Fergus O'Mara and the Demons [1]
OF all the different kinds of goblins that haunted the lonely places of Ireland in days of old, air-demons were most dreaded by the people. They lived among clouds and mists and rocks, and they hated the human race with the utmost malignity. In those times lived in the north of Desmond (the present county of Cork) a man named Fergus O'Mara. His farm lay on the southern slope of the Ballyhoura Mountains, along which ran the open road that led to his house. This road was not shut in by walls or fences; but on both sides there were scattered trees and bushes that sheltered it in winter, and made it dark and gloomy when you approached the house at night. Beside the road, a little way off from the house, there was a spot that had an evil name all over the country, a little hill covered closely with copsewood, with a great craggy rock on top, from which, on stormy nights, strange and fearful sounds had often been heard—shrill voices and screams mingled with loud fiendish laughter; and the people believed that it was the haunt of air-demons.
In some way it had become known that these demons had an eye on Fergus, and watched for every opportunity to get him into their power. He had himself been warned of this many years before, by an old monk from the neighbouring monastery of Buttevant, who told him moreover that so long as he led a blameless upright life he need have no fear of the demons; but that if ever he yielded to temptation or fell into any great sin, then would come the opportunity for which they were watching day and night. He never forgot this warning, and he was very careful to keep himself straight, both because he was naturally a good man, and for fear of the air-demons.
Some time before the occurrence about to be related, one of Fergus's children, a sweet little girl about seven years of age, fell ill and died. The little thing gradually wasted away, but suffered no pain; and as she grew weaker she became more loving and gentle than ever, and talked in a wonderful way, quite beyond her years, of the bright land she was going to. One thing she was particularly anxious about, that when she was dying they should let her hold a blessed candle in her hand.[2] They thought it very strange that she should be so continually thinking and talking of this; and over and over again she made her father and mother promise that it should be done.

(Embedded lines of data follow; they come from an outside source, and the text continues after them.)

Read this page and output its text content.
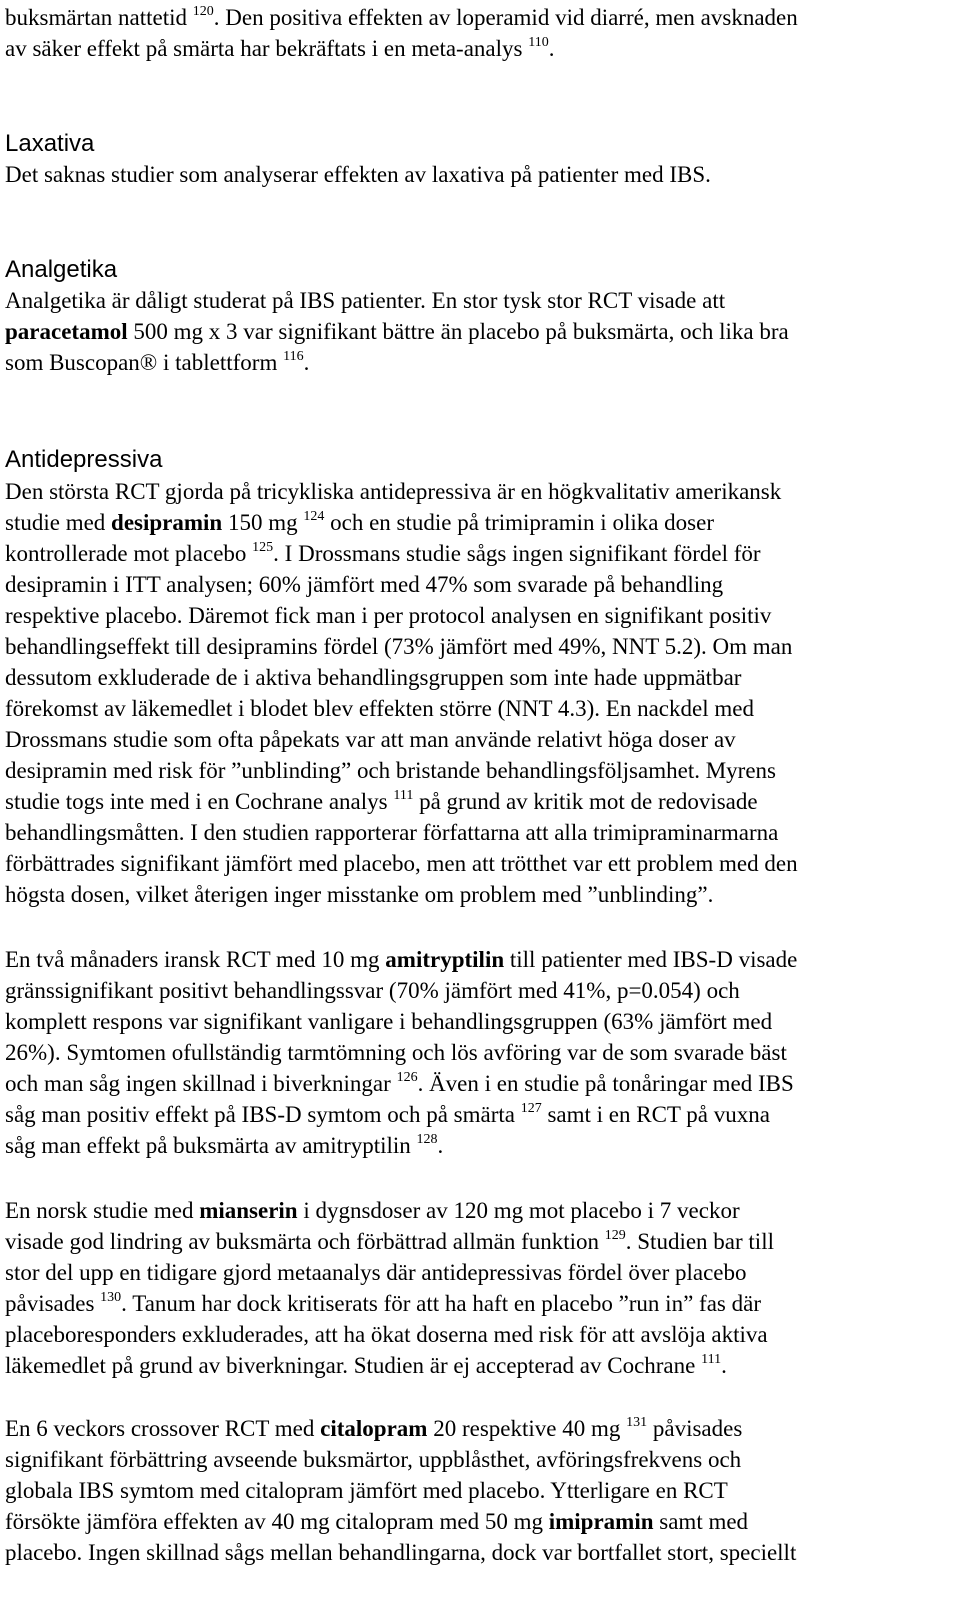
buksmärtan nattetid $^{120}$. Den positiva effekten av loperamid vid diarré, men avsknaden
av säker effekt på smärta har bekräftats i en meta-analys $^{110}$.
Laxativa
Det saknas studier som analyserar effekten av laxativa på patienter med IBS.
Analgetika
Analgetika är dåligt studerat på IBS patienter. En stor tysk stor RCT visade att
paracetamol 500 mg x 3 var signifikant bättre än placebo på buksmärta, och lika bra
som Buscopan® i tablettform $^{116}$.
Antidepressiva
Den största RCT gjorda på tricykliska antidepressiva är en högkvalitativ amerikansk
studie med desipramin 150 mg $^{124}$ och en studie på trimipramin i olika doser
kontrollerade mot placebo $^{125}$. I Drossmans studie sågs ingen signifikant fördel för
desipramin i ITT analysen; 60% jämfört med 47% som svarade på behandling
respektive placebo. Däremot fick man i per protocol analysen en signifikant positiv
behandlingseffekt till desipramins fördel (73% jämfört med 49%, NNT 5.2). Om man
dessutom exkluderade de i aktiva behandlingsgruppen som inte hade uppmätbar
förekomst av läkemedlet i blodet blev effekten större (NNT 4.3). En nackdel med
Drossmans studie som ofta påpekats var att man använde relativt höga doser av
desipramin med risk för ”unblinding” och bristande behandlingsföljsamhet. Myrens
studie togs inte med i en Cochrane analys $^{111}$ på grund av kritik mot de redovisade
behandlingsmåtten. I den studien rapporterar författarna att alla trimipraminarmarna
förbättrades signifikant jämfört med placebo, men att trötthet var ett problem med den
högsta dosen, vilket återigen inger misstanke om problem med ”unblinding”.
En två månaders iransk RCT med 10 mg amitryptilin till patienter med IBS-D visade
gränssignifikant positivt behandlingssvar (70% jämfört med 41%, p=0.054) och
komplett respons var signifikant vanligare i behandlingsgruppen (63% jämfört med
26%). Symtomen ofullständig tarmtömning och lös avföring var de som svarade bäst
och man såg ingen skillnad i biverkningar $^{126}$. Även i en studie på tonåringar med IBS
såg man positiv effekt på IBS-D symtom och på smärta $^{127}$ samt i en RCT på vuxna
såg man effekt på buksmärta av amitryptilin $^{128}$.
En norsk studie med mianserin i dygnsdoser av 120 mg mot placebo i 7 veckor
visade god lindring av buksmärta och förbättrad allmän funktion $^{129}$. Studien bar till
stor del upp en tidigare gjord metaanalys där antidepressivas fördel över placebo
påvisades $^{130}$. Tanum har dock kritiserats för att ha haft en placebo ”run in” fas där
placeboresponders exkluderades, att ha ökat doserna med risk för att avslöja aktiva
läkemedlet på grund av biverkningar. Studien är ej accepterad av Cochrane $^{111}$.
En 6 veckors crossover RCT med citalopram 20 respektive 40 mg $^{131}$ påvisades
signifikant förbättring avseende buksmärtor, uppblåsthet, avföringsfrekvens och
globala IBS symtom med citalopram jämfört med placebo. Ytterligare en RCT
försökte jämföra effekten av 40 mg citalopram med 50 mg imipramin samt med
placebo. Ingen skillnad sågs mellan behandlingarna, dock var bortfallet stort, speciellt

And with the blessed candle in her hand she died so calmly and sweetly that those round her bed could not tell the exact moment.
About a year after this, on a bright Sunday morning in October, Fergus set out for Mass. The place was about three miles away, and it was not a chapel, but a lonely old fort, called to this day Lissanaffrin, the fort of the Mass. A rude stone altar stood at one side near the mound of the fort, under a little shed that sheltered the priest also; and the congregation worshipped in the open air on the green plot in the centre. For in those days there were many places that had no chapels, as the Penal Laws prohibited the celebration of Mass; and the people flocked to those open-air Masses as faithfully as we do now to our comfortable stately chapels. The family had gone on before, the men walking and the women and children riding; and Fergus set out to walk alone.
Just as he approached the Demons' Rock, he was greatly surprised to hear the eager yelping of dogs; and in a moment a great deer bounded from the covert beside the rock, with three hounds after her in full chase. No man in the whole country round loved a good chase better than Fergus, or had a swifter foot to follow, and without a moment's hesitation he started in pursuit. But in a few minutes he stopped up short; for he bethought him of the Mass, and he knew there was little time for delay. While he stood wavering, the deer seemed to slacken her pace, and the hounds gained on her, and in a moment Fergus dashed off at full speed, forgetting Mass and everything else in his eagerness for the sport. But it turned out a long and weary chase. Sometimes they slackened, and he was almost at the hounds' tails, but the next moment both deer and hounds started forward and left him far behind. Sometimes they were full in view, and again they were out of sight in thickets and deep glens, so that he could guide himself only by the cry of the hounds. In this way he was decoyed across hills and glens, but instead of gaining ground he found himself rather falling behind.
Notes
[1] Reprinted from "Good and Pleasant Reading": Dublin, M. H. Gill & Son: 1886. This is an expansion by me of a very pretty legend current in Limerick seventy or eighty years ago.
[2] It was a usual practice to place a candle that had been blessed by the priest in the light hand of a dying person, and to help the poor hand to hold it when the grasp was relaxing in death. When I was a boy I saw a near relation of mine dying in this manner, which awed and frightened me beyond measure.